Helmand is one of Afghanistan's toughest areas
Brigadier Ed Butler was speaking after two British soldiers died during operations in Helmand province.
They were killed on Saturday in an attack on the regional headquarters in the town of Sangin.
Both men served with the 3rd Para Battlegroup. Four other soldiers were injured in the attack.
The British outpost was targeted by fighters with light weapons and rocket-propelled grenades.
Following the soldiers' deaths, coalition air-strikes targeted a suspected Taleban hide-out in the Joshali area of Sangin, killing at least nine militants.
Five British soldiers have now been killed in Afghanistan in the last three weeks. Most of the 3,300 British troops in the country are in Helmand.
'Facing down the Taleban'
Brigadier Butler said: "Of course any casualties are hugely regrettable, and we feel for the families of those soldiers."
But he added: "We are prepared that there will be unfortunately more casualties as we win the campaign against those people who oppose security, who oppose the government of Afghanistan and those who won't want this place to be a better place to live."
He warned more soldiers would be injured, or even killed, as forces try to impose order on the lawless south of Afghanistan.
But he rejected comparisons with the situation in Iraq, saying: "They are two different missions".
Army chiefs have now got to decide how to react to events in Helmand, according to Alastair Leithead, BBC correspondent in Kabul, who said the latest deaths were a "severe blow".

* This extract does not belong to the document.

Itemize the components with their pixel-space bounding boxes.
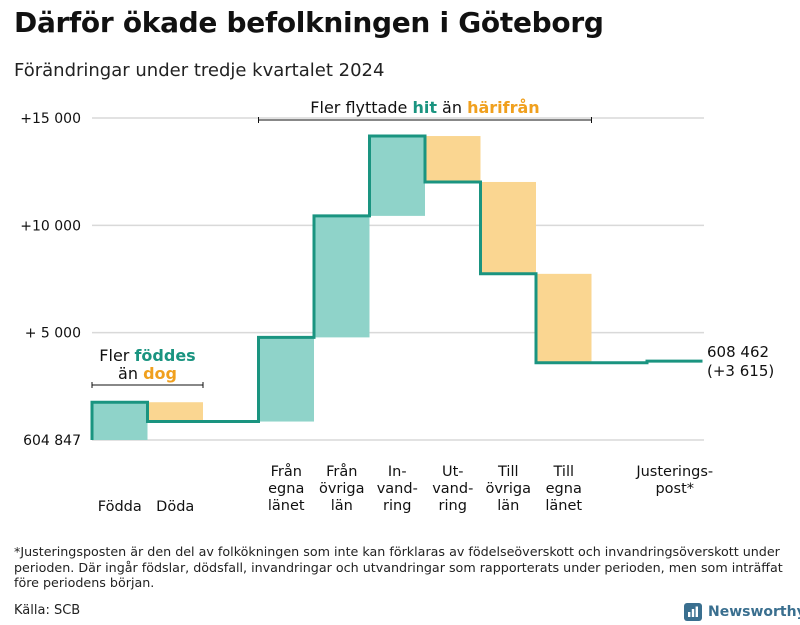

"They knew it would be a very dangerous mission but they never wanted to be quite so exposed in such remote parts of Helmand province so early in their deployment.
"Whether they will send more troops in from their main bases in Helmand, or whether they will withdraw the troops, are decisions which the commanders will make."

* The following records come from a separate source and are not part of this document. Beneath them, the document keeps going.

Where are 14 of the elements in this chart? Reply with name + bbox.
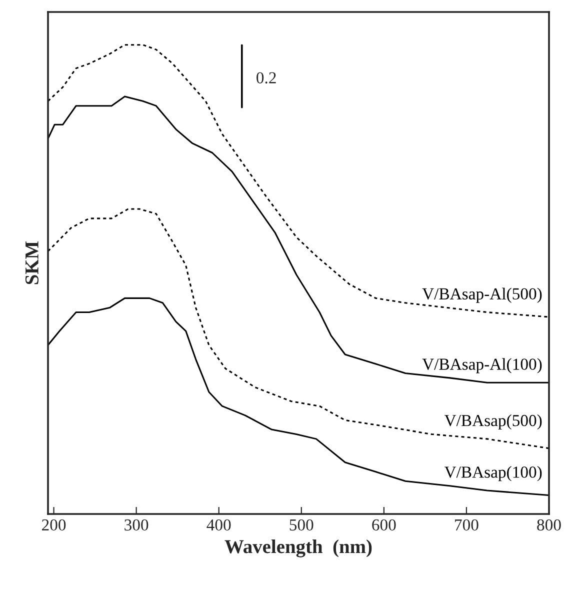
x-axis-title: Wavelength (nm) (224, 540, 372, 558)
series-label: V/BAsap-Al(500) (422, 288, 542, 303)
x-tick-label: 300 (124, 519, 148, 531)
series-label: V/BAsap-Al(100) (422, 358, 542, 374)
x-tick-label: 500 (290, 519, 314, 531)
x-tick-label: 700 (455, 519, 478, 531)
x-tick-label: 200 (42, 519, 66, 531)
x-tick-label: 600 (372, 519, 396, 531)
series-label: V/BAsap(500) (444, 414, 542, 430)
x-tick-label: 800 (537, 519, 561, 531)
y-axis-title: SKM (25, 241, 38, 284)
annotation: 0.2 (256, 72, 276, 84)
series-label: V/BAsap(100) (444, 466, 542, 482)
x-tick-label: 400 (206, 519, 231, 531)
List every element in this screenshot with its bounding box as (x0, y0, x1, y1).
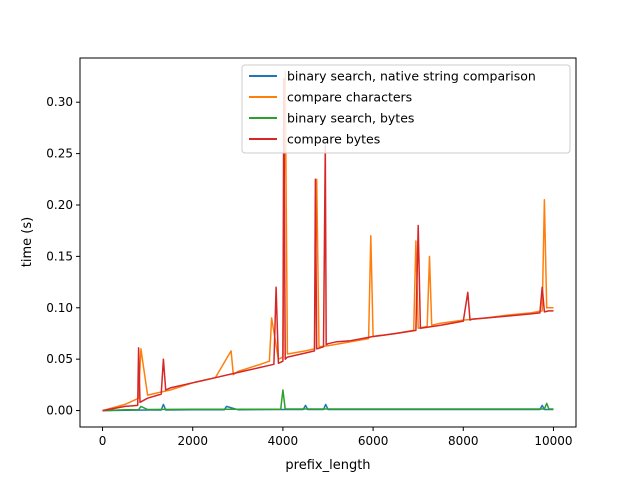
x-tick-label: 8000 (448, 434, 479, 448)
axes-frame (79, 57, 577, 428)
legend-label: compare characters (287, 90, 412, 105)
x-axis-label: prefix_length (285, 458, 370, 473)
y-tick-label: 0.10 (46, 301, 73, 315)
legend: binary search, native string comparison c… (241, 64, 571, 154)
legend-label: compare bytes (287, 132, 380, 147)
x-tick-label: 2000 (177, 434, 208, 448)
legend-items: binary search, native string comparison c… (249, 69, 536, 147)
plot-area (79, 57, 577, 428)
y-tick-label: 0.00 (46, 404, 73, 418)
x-tick-label: 4000 (268, 434, 299, 448)
y-tick-label: 0.20 (46, 198, 73, 212)
series-layer (102, 70, 554, 412)
series-line-3 (102, 389, 554, 412)
legend-label: binary search, native string comparison (287, 69, 536, 84)
legend-box (241, 64, 571, 154)
y-tick-label: 0.25 (46, 147, 73, 161)
x-axis-ticks: 0 2000 4000 6000 8000 10000 (99, 427, 573, 448)
y-tick-label: 0.05 (46, 352, 73, 366)
legend-label: binary search, bytes (287, 111, 414, 126)
x-tick-label: 0 (99, 434, 107, 448)
series-line-4 (102, 77, 554, 412)
y-tick-label: 0.30 (46, 95, 73, 109)
y-tick-label: 0.15 (46, 249, 73, 263)
y-axis-ticks: 0.00 0.05 0.10 0.15 0.20 0.25 0.30 (46, 95, 80, 418)
y-axis-label: time (s) (20, 217, 35, 267)
x-tick-label: 6000 (358, 434, 389, 448)
x-tick-label: 10000 (534, 434, 572, 448)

British soldiers have been taking a "soft hat" approach, wearing berets instead of helmets whilst on patrol and are still trying to win Afghan "hearts and minds".
Defence Secretary Des Browne said: "My thoughts are with the family and friends of those killed in the attack against UK troops in Afghanistan.
"Our troops are in Afghanistan to help the Afghans rebuild their country. That means facing down the Taleban, who will go to any lengths to oppose progress.
"In doing this job we lost two of our troops yesterday and I am greatly saddened by this."
But Major General Patrick Cordingley, who led British forces in the first Gulf War, said more soldiers may be needed to bolster the 3,300 already in Afghanistan.
Major Cordingley, who recently visited Helmand, said: "We mustn't be humiliated at this stage.
"We have got to actually crack on with this thing and, however sad it is, we have got to push forward and make sure we establish our presence there."
Labour MP Mike Gapes, chairman of the foreign affairs committee, told BBC Breakfast: "I hope the government will be giving us a statement very soon on what they intend to do to deal with this situation, because clearly we need to make sure that our forces in Afghanistan get the full support that they need."
Shadow foreign secretary William Hague said British troops were effectively "at war" in Afghanistan.
He said they were being asked to win the hearts and minds of the Afghan people while removing their main source of income.
Mr Hague said that, unless the British could demonstrate an alternative future to growing opium and being with the Taleban, they would not succeed.
The cross-party Commons Foreign Affairs Committee also warned that there was a "fundamental tension" at the heart of the Afghanistan mission which could make the security situation worse by flushing out drug barons.